El poema se iba tejiendo de pie en pie, de pecho en pecho, de boca en boca, dando rodeos, quebrando pases, improvisando metáforas, prolongando encabalgamientos.
Orión, el cazador constelado, defendía la casa con señal guerrera. Con los puños cerrados impugnaba todo intento rival por rasgar la morada. En la lucha, un balonazo lastimó la piel, pero no menguó el coraje del portero titilante.
Al pasar los minutos, por picardía y por misión, el lateral Franco Sosa resultó amonestado. El soplo de la luz en los huesos lo enaltecía, a la vez que el césped se abrillantaba al paso trotador de los astros sudados.

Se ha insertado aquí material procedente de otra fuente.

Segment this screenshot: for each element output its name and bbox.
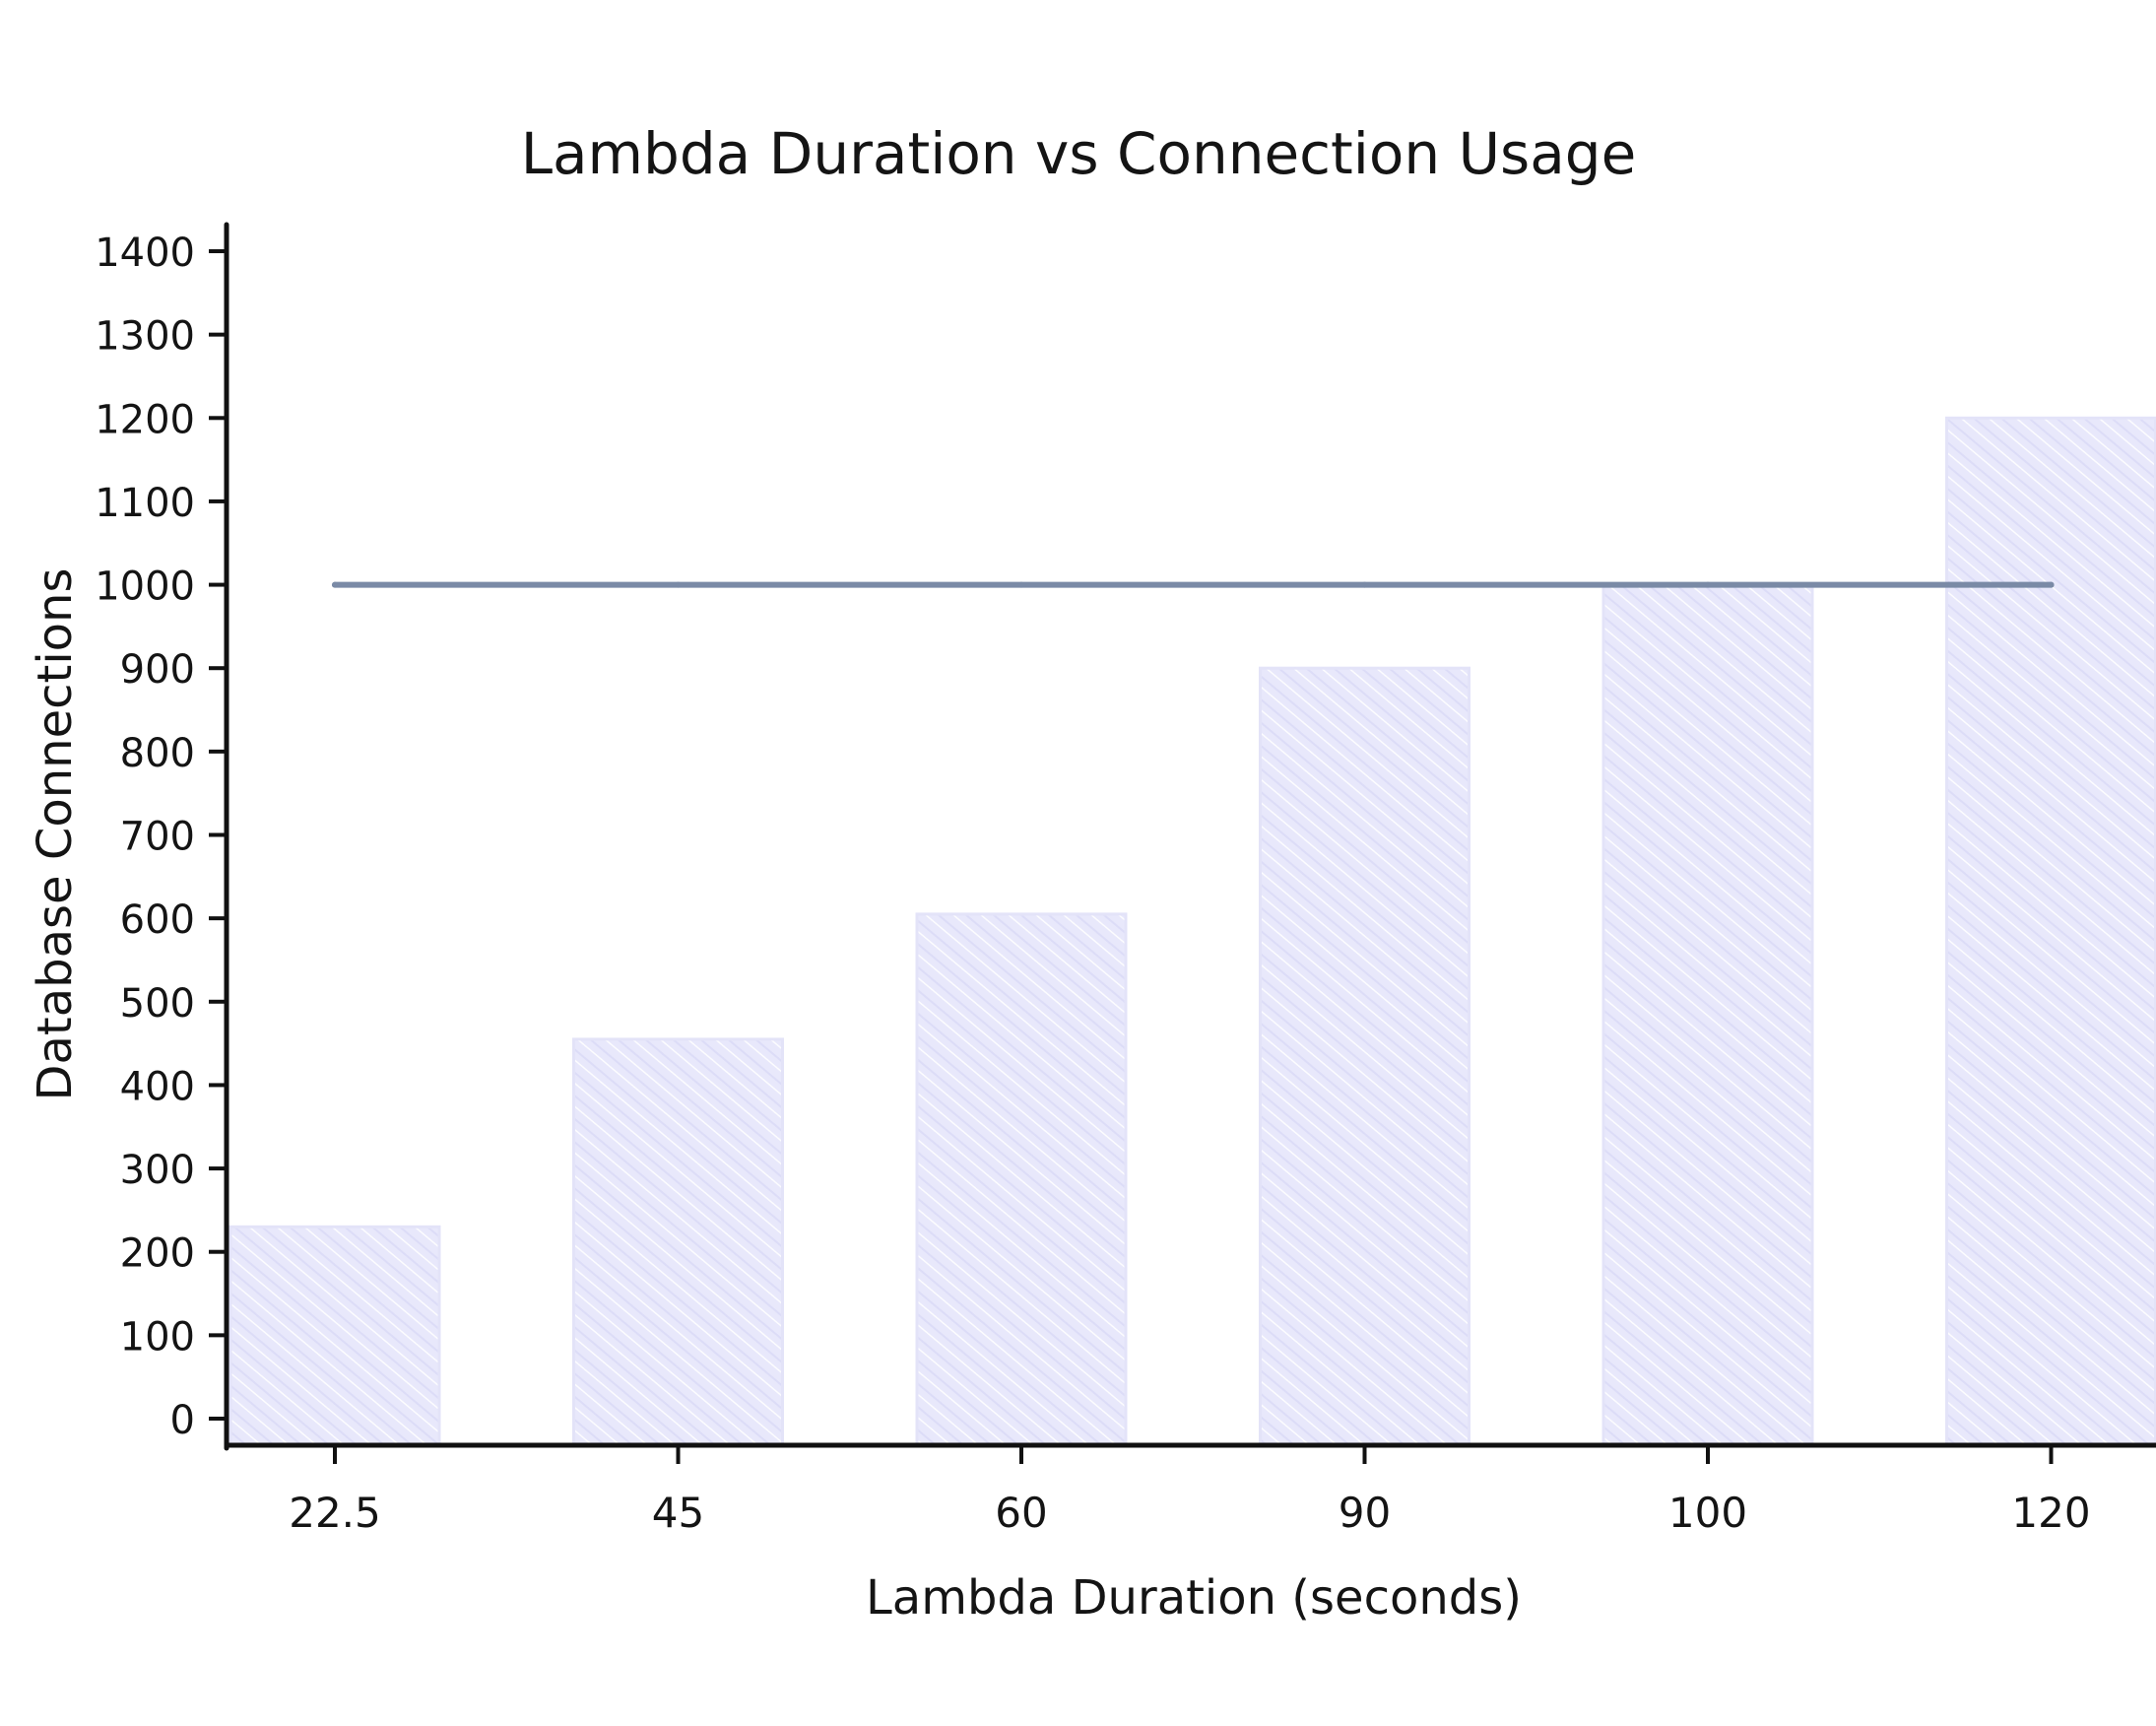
y-tick-label: 1000 (95, 564, 195, 610)
line-series (332, 581, 2055, 588)
bar (915, 912, 1128, 1447)
bar (1259, 666, 1470, 1447)
bar (1601, 583, 1814, 1447)
x-tick-label: 120 (2011, 1489, 2090, 1537)
y-tick-label: 1400 (95, 231, 195, 276)
y-tick-label: 600 (120, 897, 195, 943)
x-axis: 22.5 45 60 90 100 120 (224, 1442, 2156, 1537)
x-axis-label: Lambda Duration (seconds) (866, 1570, 1522, 1626)
y-tick-label: 800 (120, 731, 195, 776)
y-tick-label: 1100 (95, 481, 195, 526)
bar (1945, 416, 2156, 1447)
y-tick-label: 900 (120, 647, 195, 693)
chart-title: Lambda Duration vs Connection Usage (521, 120, 1637, 187)
x-tick-label: 22.5 (289, 1489, 381, 1537)
y-tick-label: 1200 (95, 397, 195, 442)
y-tick-label: 1300 (95, 314, 195, 360)
bar (229, 1225, 441, 1447)
y-axis: 0 100 200 300 400 500 600 700 800 900 1000 1100 1200… (95, 222, 229, 1451)
y-tick-label: 300 (120, 1148, 195, 1193)
line-point (1018, 581, 1024, 588)
y-tick-label: 400 (120, 1064, 195, 1109)
line-point (1361, 581, 1368, 588)
bar (572, 1037, 784, 1447)
y-tick-label: 100 (120, 1314, 195, 1360)
y-tick-label: 200 (120, 1231, 195, 1277)
x-tick-label: 100 (1668, 1489, 1747, 1537)
y-tick-label: 0 (170, 1398, 195, 1443)
line-point (332, 581, 338, 588)
x-tick-label: 60 (995, 1489, 1047, 1537)
y-tick-label: 500 (120, 981, 195, 1027)
x-tick-label: 45 (652, 1489, 704, 1537)
y-axis-label: Database Connections (28, 568, 83, 1101)
line-point (1705, 581, 1711, 588)
line-point (675, 581, 682, 588)
line-point (2048, 581, 2055, 588)
y-tick-label: 700 (120, 815, 195, 860)
x-tick-label: 90 (1339, 1489, 1391, 1537)
bar-group (229, 416, 2156, 1447)
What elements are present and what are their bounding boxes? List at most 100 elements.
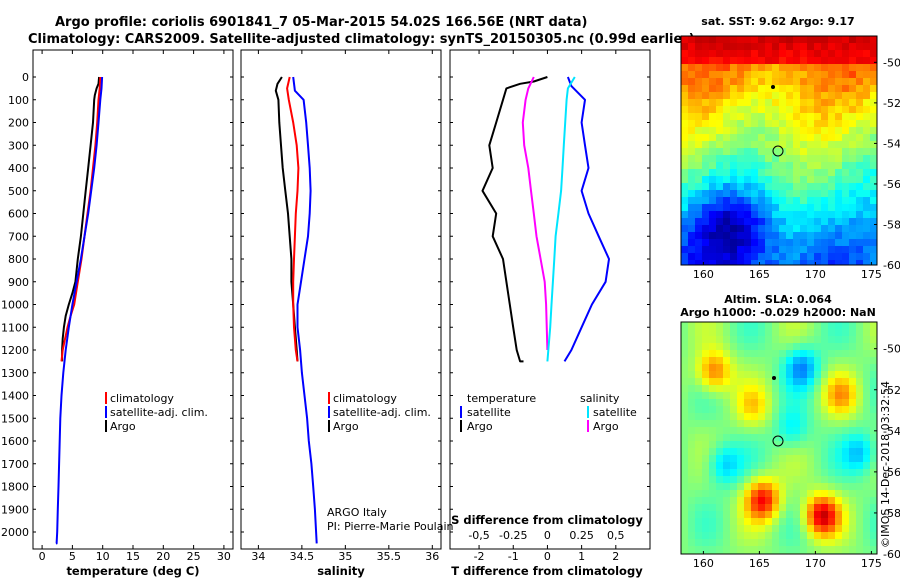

Apenas comenzado el segundo hemistiquio, el segundo tiempo, en medio de la cesura, se descerrajó la astucia delantera de Cvitanich que divisó los movimientos oportunos de la mosca. La melopea deportiva encontró sus acordes más eufóricos, y un coro universal hizo estallar el estadio. El temblor, como un rugido de león mitológico, llegó en medio de la noche hasta el otro lado de los Andes.
Pero un poema épico no se escribe sin la garra del contrincante. Pineda hirió el aire. Anotó para su tribuna el punto de la gallardía. Podría ser que una fuga lila, que un perfume de quietud se detuviera en los ojos de alguien, pero sería sólo por un instante menor al instante, porque la tensión fue estímulo y fue promesa.
En las dramáticas estrofas del poema, un penal puede ser atajado, como un verbo puede ser conjugado en las asimetrías del presente y del pasado. Por propio capricho de las musas, que exigen a los artistas la máxima destilación de sus destrezas, fue posible que los contrincantes hicieran su gol segundo, desde el rebote.
Jugadoras insaciables, afectas a las grandes batallas, las musas vitoreaban cánticos populares y se sacaron la camiseta en el vestuario del Olimpo. Con los pechos al aire ungieron de bendiciones los botines victoriosos de Riquelme. Así, sostenido por el halo divino de las nueve hijas de Zeus y Mnemósine, Román, el Odiseo, hizo el periplo del héroe, no en diez años sino en diez segundos, dejando alelados a tres adversarios que acatarraron el terror de no pasar a la fase siguiente. En ese poema ritmado con la música exquisita del hexámetro, el Odiseo dio el estacazo de un dios, para procurarle al equipo, el punto fulminante.
A uno y otro lado de la cordillera, cayó la noche en el pozo de la noche. Las musas victoriosas se besaron en la boca y los jugadores se abrazaron, con el sabor homérico del triunfo entre los dientes.